Marriage of their children is the ultimate feeling of satisfaction for parents. Most open-minded, modern families forget their modernism when it comes to marriage. The girl/boy has to be of their community. There must be no compromise in lain-dain. Oldest of customs and strangest of rituals have to be followed, come what may, even if they make no sense today and no one knows why they are being followed.

However talented and independent the girl is, her parents will be the first to compromise and bend. It’s their role, they believe. Who has bestowed them with this role? Somewhere someone in ancestral chain. Or some more customs, I suppose. Further, forgetting all talks of woman empowerment, feminism and modern society, they will teach their girl also to bend and compromise. It’s you who will have to keep quiet. It’s you who has to be patient. You have to cook; forget your travelling, friends and all. That era is over.
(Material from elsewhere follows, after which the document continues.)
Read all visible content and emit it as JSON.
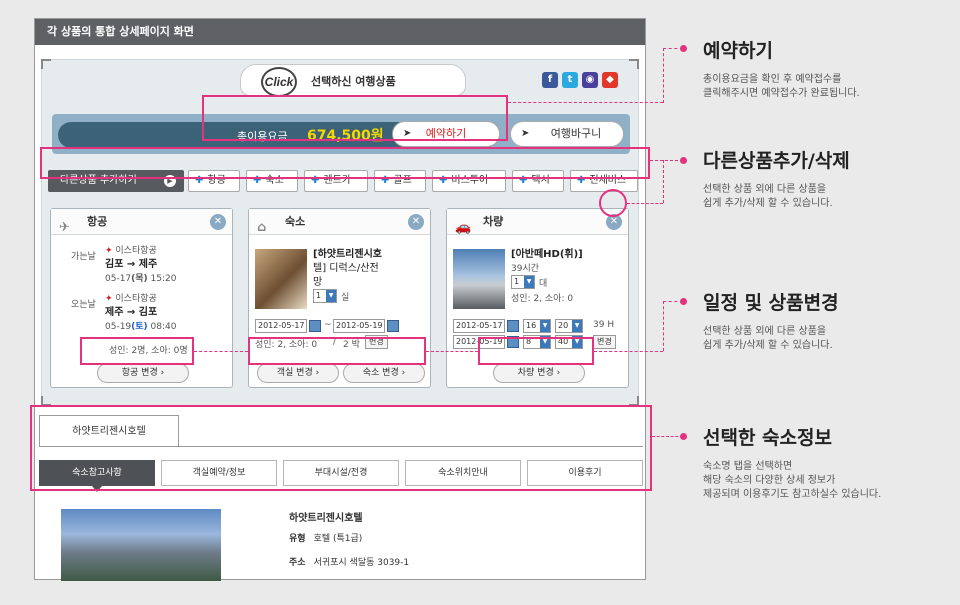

Many girls today go out of home for higher studies and then work. They live no differently than a male – they travel extensively, they handle responsibilities – their own and family’s, they multi-task and definitely do not need any male to help them. We can say that the line between males and females is disappearing in terms of strength, capabilities, approach and beliefs. Open-minded parents even support their girls and give them freedom / environment to become totally independent and self-sufficient. And yet when she is about to marry, they expect her to be docile, undemanding and compromising.

Indian weddings are more of show than reality. The dresses are according to what people would like to see. The decor is to impress guests. The gold is to be showed off. The gifts are to please the other side.

Contrary to what is shown in movies, where ladies peacefully play dhol, kids run around happily, the bride-to-be giggles endlessly and the house is adorned with flowers, this ‘shaadi ka ghar’ is full of stress and panic. Wedding cards are strewn all over the house. We keep packing them at regular intervals of the day and run around disbursing them. All my stuff that I brought along with me has taken over the whole first floor. It is difficult to walk in my room without treading over packages and boxes. We are constantly making lists, forever disappointed at lists not getting complete and perennially tired.

Everyone is just waiting for this to be done with.

And me?

Remember your first Board exams? How people grilled into you how critical Board is and what calamity would occur if you perform badly? Didn’t you want to puke or just dissolve in air?

Though I see faint light at the end of the dark, dark tunnel, the thought of wedding rituals and the whole rigmarole of guests, formalities and long days make my stomach churn with uneasiness. This is something I am not used to. Nor did I ever realize before that this grind would be so difficult to adapt.

I just wish Indian wedding procedures were simpler and less superficial.